1. Existem farmacêuticas e a droga que produzem é legal e acessível;
2. Há terapeutas que são qual anjos de salvação e cujas mãos fazem maravilhas;
3. É sexta-feira (!!!) e amanhã é sábado e não se trabalha e pode-se dormir e pode-se ir à cabeleireira, esteticista e outras coisas não fundamentais para sobreviver, mas que fazem bem à alma.

Thursday, October 9, 2014

Friday, September 26, 2014

Sabes que foi uma semana boa porque...

... todos os dias tiveste tarefas/compromissos a cumprir. A vida não se faz apenas de momentos bons (isso é só para os privilegiados), mas o importante é avançar, deixar para trás a tristeza e a mágoa. Correr, sentir o vento na cara, dormir numa cama com lençóis lavados*, cozinhar algo delicioso para o jantar, ler um bom livro, podem parecer pequenas tarefas, pequenas coisas, mas os dias constroem-se através de pequenas peças. Se o demónio está nos detalhes, também a felicidade reside nos pormenores, nas pequenas coisas.

Claro que há dias maus, dias de merda, ou apenas dias em que a maior parte do tempo se passa em sofrimento ou imersa em tristeza. Mas é graças a esses dias que, quando o equilíbrio é reestabelecido, a felicidade regressa e a serenidade se impõe.

A solidão não é uma tragédia. A solidão é uma necessidade. Não conheces outro lugar onde seja possível encontrar-te senão aí. Mas isso não significa que estejas só: a família que te caiu na rifa até é catita e os poucos amigos que tens são de superior qualidade. De tal forma que, se fossem restaurantes, facilmente lhes atribuiriam três estrelas Michelin.

Se isso não é ser afortunado, então não sabes o que poderá ser.

Tuesday, September 23, 2014

Sabes que no fundo às vezes o melhor era mesmo...

... hibernar durante algum tempo, fazer uma dieta que excluísse pessoas, tendo sempre em mente que em relação a estas nunca se deve criar expectativas. Nunca se deve confiar nas pessoas e ainda menos acreditar nelas. E esta é uma lição que já deveria ter aprendido há muito. Assim tipo, desde que li A Queda (Albert Camus) - obra também conhecida como «Manual para aprender a não confiar na espécie humana» (pelo menos do modo como a vejo).

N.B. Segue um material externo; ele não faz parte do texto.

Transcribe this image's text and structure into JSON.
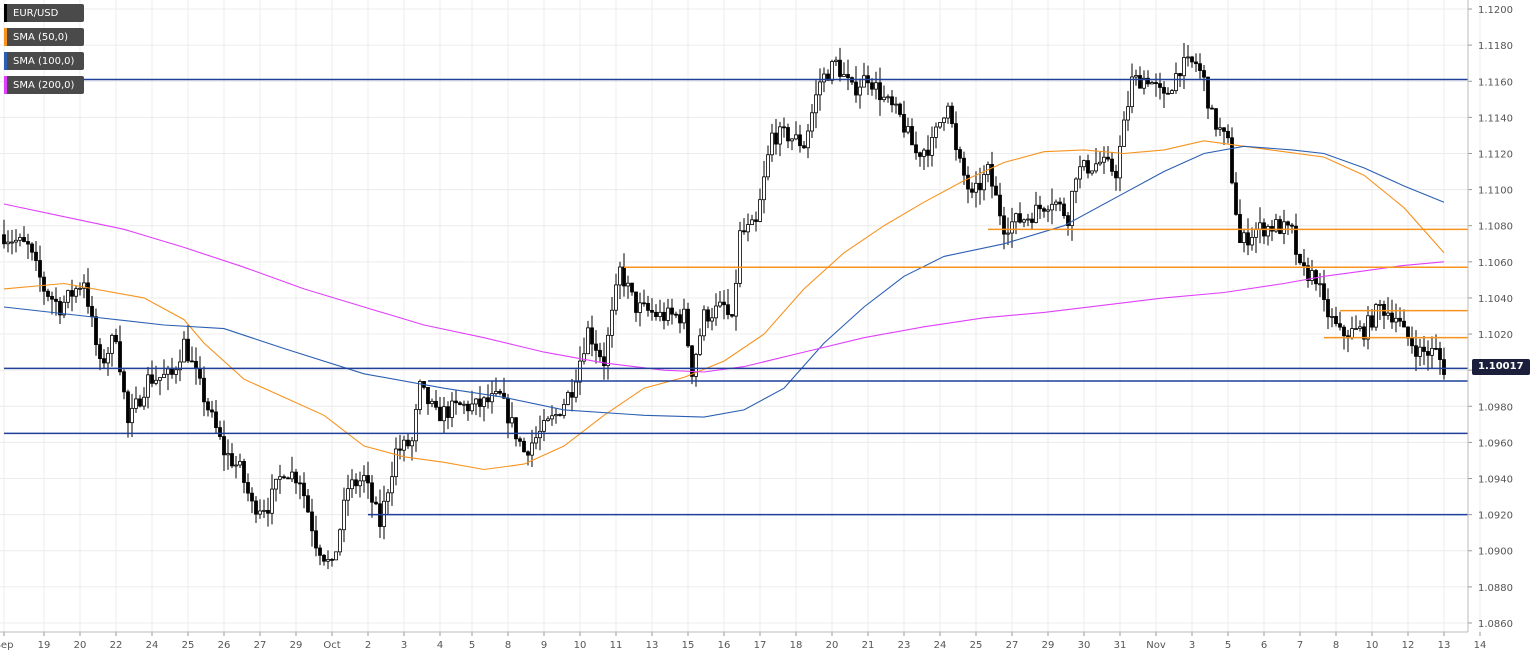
{
  "chart_data": {
    "type": "candlestick",
    "symbol": "EUR/USD",
    "title": "",
    "xlabel": "",
    "ylabel": "",
    "ylim": [
      1.0855,
      1.1205
    ],
    "y_ticks": [
      "1.1200",
      "1.1180",
      "1.1160",
      "1.1140",
      "1.1120",
      "1.1100",
      "1.1080",
      "1.1060",
      "1.1040",
      "1.1020",
      "1.1000",
      "1.0980",
      "1.0960",
      "1.0940",
      "1.0920",
      "1.0900",
      "1.0880",
      "1.0860"
    ],
    "x_ticks": [
      {
        "label": "Sep",
        "i": 0
      },
      {
        "label": "19",
        "i": 10
      },
      {
        "label": "20",
        "i": 19
      },
      {
        "label": "22",
        "i": 28
      },
      {
        "label": "24",
        "i": 37
      },
      {
        "label": "25",
        "i": 46
      },
      {
        "label": "26",
        "i": 55
      },
      {
        "label": "27",
        "i": 64
      },
      {
        "label": "29",
        "i": 73
      },
      {
        "label": "Oct",
        "i": 82
      },
      {
        "label": "2",
        "i": 91
      },
      {
        "label": "3",
        "i": 100
      },
      {
        "label": "4",
        "i": 109
      },
      {
        "label": "5",
        "i": 117
      },
      {
        "label": "8",
        "i": 126
      },
      {
        "label": "9",
        "i": 135
      },
      {
        "label": "10",
        "i": 144
      },
      {
        "label": "11",
        "i": 153
      },
      {
        "label": "13",
        "i": 162
      },
      {
        "label": "15",
        "i": 171
      },
      {
        "label": "16",
        "i": 180
      },
      {
        "label": "17",
        "i": 189
      },
      {
        "label": "18",
        "i": 198
      },
      {
        "label": "20",
        "i": 207
      },
      {
        "label": "21",
        "i": 216
      },
      {
        "label": "23",
        "i": 225
      },
      {
        "label": "24",
        "i": 234
      },
      {
        "label": "25",
        "i": 243
      },
      {
        "label": "27",
        "i": 252
      },
      {
        "label": "29",
        "i": 261
      },
      {
        "label": "30",
        "i": 270
      },
      {
        "label": "31",
        "i": 279
      },
      {
        "label": "Nov",
        "i": 288
      },
      {
        "label": "3",
        "i": 297
      },
      {
        "label": "5",
        "i": 306
      },
      {
        "label": "6",
        "i": 315
      },
      {
        "label": "7",
        "i": 324
      },
      {
        "label": "8",
        "i": 333
      },
      {
        "label": "10",
        "i": 342
      },
      {
        "label": "12",
        "i": 351
      },
      {
        "label": "13",
        "i": 360
      },
      {
        "label": "14",
        "i": 369
      }
    ],
    "anchors": [
      [
        0,
        1.1075
      ],
      [
        6,
        1.1068
      ],
      [
        10,
        1.1045
      ],
      [
        14,
        1.1035
      ],
      [
        20,
        1.105
      ],
      [
        24,
        1.1002
      ],
      [
        28,
        1.102
      ],
      [
        31,
        1.097
      ],
      [
        36,
        1.0995
      ],
      [
        42,
        1.0997
      ],
      [
        45,
        1.1015
      ],
      [
        50,
        1.0985
      ],
      [
        55,
        1.0955
      ],
      [
        59,
        1.0945
      ],
      [
        62,
        1.0925
      ],
      [
        66,
        1.0925
      ],
      [
        70,
        1.0945
      ],
      [
        74,
        1.094
      ],
      [
        78,
        1.0905
      ],
      [
        82,
        1.089
      ],
      [
        86,
        1.0935
      ],
      [
        90,
        1.094
      ],
      [
        94,
        1.0915
      ],
      [
        98,
        1.0955
      ],
      [
        102,
        1.096
      ],
      [
        104,
        1.099
      ],
      [
        108,
        1.0975
      ],
      [
        114,
        1.098
      ],
      [
        118,
        1.098
      ],
      [
        124,
        1.0985
      ],
      [
        130,
        1.0955
      ],
      [
        134,
        1.0965
      ],
      [
        138,
        1.0975
      ],
      [
        142,
        1.099
      ],
      [
        146,
        1.1022
      ],
      [
        150,
        1.1005
      ],
      [
        154,
        1.1055
      ],
      [
        158,
        1.1035
      ],
      [
        164,
        1.103
      ],
      [
        170,
        1.103
      ],
      [
        172,
        1.1
      ],
      [
        175,
        1.103
      ],
      [
        180,
        1.1035
      ],
      [
        182,
        1.1025
      ],
      [
        184,
        1.1075
      ],
      [
        188,
        1.108
      ],
      [
        192,
        1.113
      ],
      [
        196,
        1.113
      ],
      [
        200,
        1.1125
      ],
      [
        204,
        1.116
      ],
      [
        208,
        1.117
      ],
      [
        212,
        1.1155
      ],
      [
        216,
        1.1163
      ],
      [
        220,
        1.115
      ],
      [
        224,
        1.114
      ],
      [
        228,
        1.112
      ],
      [
        232,
        1.1125
      ],
      [
        236,
        1.115
      ],
      [
        238,
        1.112
      ],
      [
        242,
        1.1095
      ],
      [
        246,
        1.111
      ],
      [
        250,
        1.108
      ],
      [
        256,
        1.1085
      ],
      [
        262,
        1.1095
      ],
      [
        266,
        1.1085
      ],
      [
        268,
        1.111
      ],
      [
        274,
        1.1115
      ],
      [
        278,
        1.111
      ],
      [
        282,
        1.116
      ],
      [
        286,
        1.1162
      ],
      [
        290,
        1.115
      ],
      [
        294,
        1.1168
      ],
      [
        298,
        1.117
      ],
      [
        300,
        1.116
      ],
      [
        302,
        1.114
      ],
      [
        306,
        1.1125
      ],
      [
        309,
        1.107
      ],
      [
        313,
        1.1078
      ],
      [
        318,
        1.108
      ],
      [
        322,
        1.1076
      ],
      [
        324,
        1.1055
      ],
      [
        328,
        1.1052
      ],
      [
        330,
        1.1035
      ],
      [
        334,
        1.102
      ],
      [
        340,
        1.1022
      ],
      [
        344,
        1.1035
      ],
      [
        348,
        1.103
      ],
      [
        350,
        1.102
      ],
      [
        354,
        1.101
      ],
      [
        358,
        1.101
      ],
      [
        360,
        1.1001
      ]
    ],
    "series": [
      {
        "name": "EUR/USD",
        "color": "#000000"
      },
      {
        "name": "SMA (50,0)",
        "color": "#f7931e"
      },
      {
        "name": "SMA (100,0)",
        "color": "#2b5fb3"
      },
      {
        "name": "SMA (200,0)",
        "color": "#e040fb"
      }
    ],
    "sma50": [
      [
        0,
        1.1045
      ],
      [
        15,
        1.1048
      ],
      [
        35,
        1.104
      ],
      [
        45,
        1.1028
      ],
      [
        50,
        1.1015
      ],
      [
        60,
        1.0995
      ],
      [
        70,
        1.0985
      ],
      [
        80,
        1.0975
      ],
      [
        90,
        1.0958
      ],
      [
        100,
        1.0952
      ],
      [
        110,
        1.0949
      ],
      [
        120,
        1.0945
      ],
      [
        130,
        1.0948
      ],
      [
        140,
        1.0958
      ],
      [
        150,
        1.0975
      ],
      [
        160,
        1.099
      ],
      [
        170,
        1.0996
      ],
      [
        180,
        1.1005
      ],
      [
        190,
        1.102
      ],
      [
        200,
        1.1045
      ],
      [
        210,
        1.1065
      ],
      [
        220,
        1.108
      ],
      [
        230,
        1.1093
      ],
      [
        240,
        1.1105
      ],
      [
        250,
        1.1115
      ],
      [
        260,
        1.1121
      ],
      [
        270,
        1.1122
      ],
      [
        280,
        1.112
      ],
      [
        290,
        1.1122
      ],
      [
        300,
        1.1127
      ],
      [
        310,
        1.1124
      ],
      [
        320,
        1.1121
      ],
      [
        330,
        1.1118
      ],
      [
        340,
        1.1108
      ],
      [
        350,
        1.109
      ],
      [
        360,
        1.1065
      ]
    ],
    "sma100": [
      [
        0,
        1.1035
      ],
      [
        20,
        1.103
      ],
      [
        40,
        1.1025
      ],
      [
        55,
        1.1023
      ],
      [
        70,
        1.1012
      ],
      [
        90,
        1.0998
      ],
      [
        110,
        1.099
      ],
      [
        125,
        1.0985
      ],
      [
        140,
        1.0978
      ],
      [
        160,
        1.0975
      ],
      [
        175,
        1.0974
      ],
      [
        185,
        1.0978
      ],
      [
        195,
        1.099
      ],
      [
        205,
        1.1015
      ],
      [
        215,
        1.1035
      ],
      [
        225,
        1.1052
      ],
      [
        235,
        1.1063
      ],
      [
        250,
        1.107
      ],
      [
        265,
        1.108
      ],
      [
        280,
        1.1098
      ],
      [
        290,
        1.111
      ],
      [
        300,
        1.112
      ],
      [
        310,
        1.1124
      ],
      [
        322,
        1.1122
      ],
      [
        330,
        1.112
      ],
      [
        340,
        1.1112
      ],
      [
        350,
        1.1102
      ],
      [
        360,
        1.1093
      ]
    ],
    "sma200": [
      [
        0,
        1.1092
      ],
      [
        15,
        1.1085
      ],
      [
        30,
        1.1078
      ],
      [
        45,
        1.1068
      ],
      [
        60,
        1.1057
      ],
      [
        75,
        1.1045
      ],
      [
        90,
        1.1035
      ],
      [
        105,
        1.1025
      ],
      [
        120,
        1.1018
      ],
      [
        135,
        1.101
      ],
      [
        150,
        1.1004
      ],
      [
        165,
        1.1
      ],
      [
        175,
        1.0999
      ],
      [
        185,
        1.1002
      ],
      [
        200,
        1.101
      ],
      [
        215,
        1.1018
      ],
      [
        230,
        1.1024
      ],
      [
        245,
        1.1029
      ],
      [
        260,
        1.1032
      ],
      [
        275,
        1.1036
      ],
      [
        290,
        1.104
      ],
      [
        305,
        1.1043
      ],
      [
        320,
        1.1048
      ],
      [
        330,
        1.1052
      ],
      [
        340,
        1.1055
      ],
      [
        350,
        1.1058
      ],
      [
        360,
        1.106
      ]
    ],
    "hlines": [
      {
        "value": 1.1161,
        "color": "#1f3f99",
        "i0": 0,
        "i1": 376
      },
      {
        "value": 1.1078,
        "color": "#f7931e",
        "i0": 246,
        "i1": 376
      },
      {
        "value": 1.1057,
        "color": "#f7931e",
        "i0": 155,
        "i1": 376
      },
      {
        "value": 1.1033,
        "color": "#f7931e",
        "i0": 334,
        "i1": 376
      },
      {
        "value": 1.1018,
        "color": "#f7931e",
        "i0": 330,
        "i1": 376
      },
      {
        "value": 1.1001,
        "color": "#1f3f99",
        "i0": 0,
        "i1": 376
      },
      {
        "value": 1.0994,
        "color": "#1f3f99",
        "i0": 106,
        "i1": 376
      },
      {
        "value": 1.0965,
        "color": "#1f3f99",
        "i0": 0,
        "i1": 376
      },
      {
        "value": 1.092,
        "color": "#1f3f99",
        "i0": 91,
        "i1": 376
      }
    ],
    "last_price": "1.10017"
  }
}
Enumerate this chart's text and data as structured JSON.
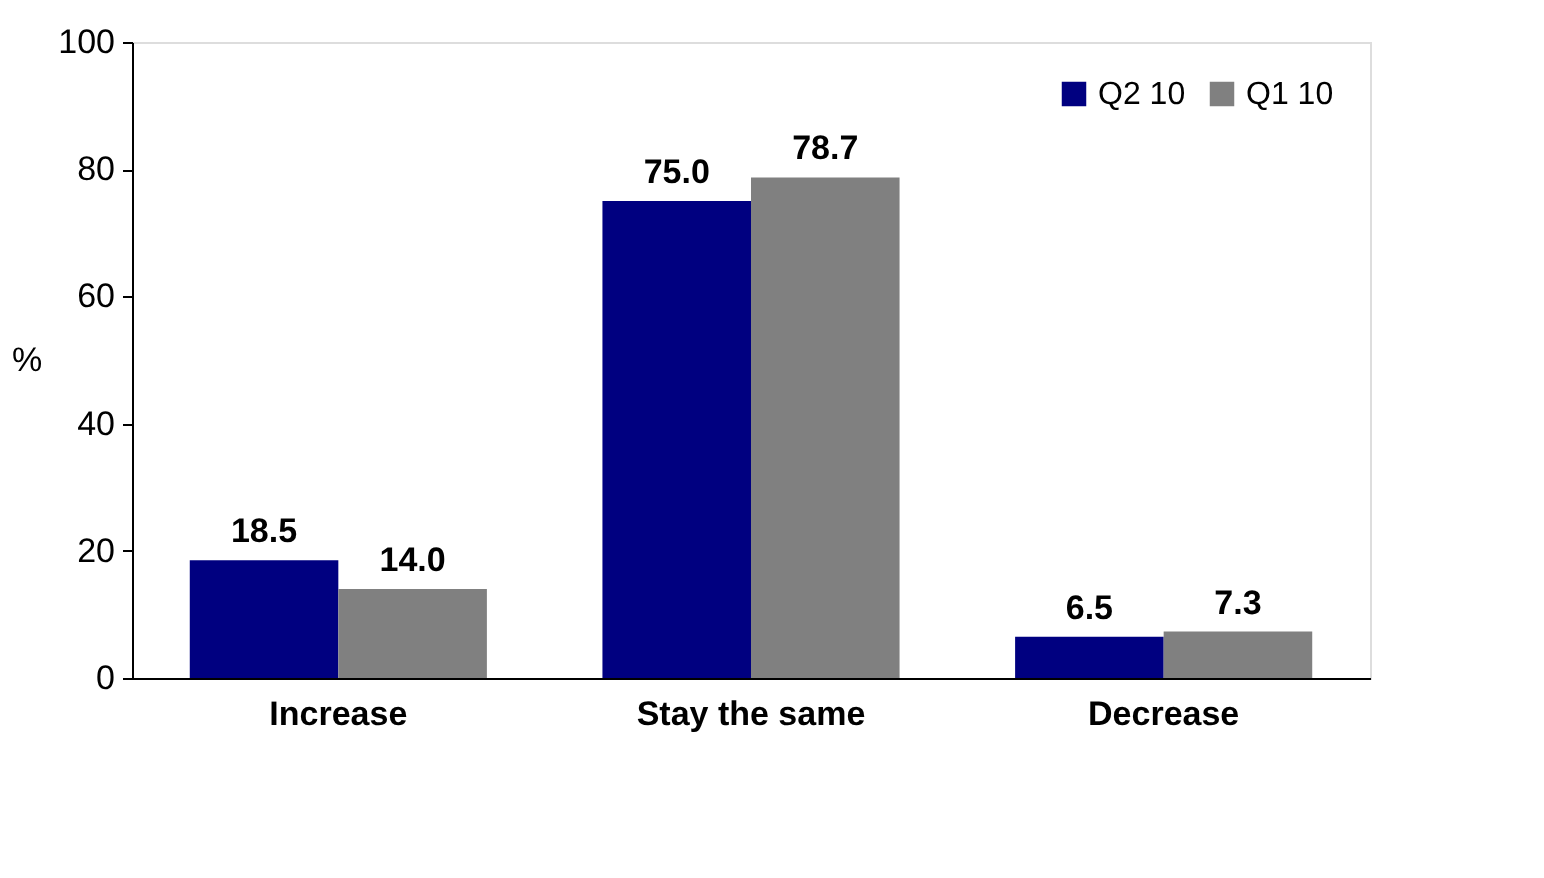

Friday, September 19, 2014

Sem número, número 25

Pequenos passos podem conduzir a uma longa e feliz caminhada. E nunca uma cantiga me fez sentir tão feliz.*


*Nem sempre se percebe a dimensão do puzzle, mas é sempre bom quando se consegue encaixar mais uma peça, por mais insignificante que possa ser ou parecer. 

Friday, September 12, 2014

Frase do Dia #55

Iniciando a leitura do primeiro autor seleccionado por André Breton para integrar a magnífica Anthology of Black Humour, eis que surge o mais perfeito silogismo sobre a natureza humana:

«No man will take counsel, but every man will take money: therefore money is better than counsel.»

Considerações da pena do ilustre Jonathan Swift.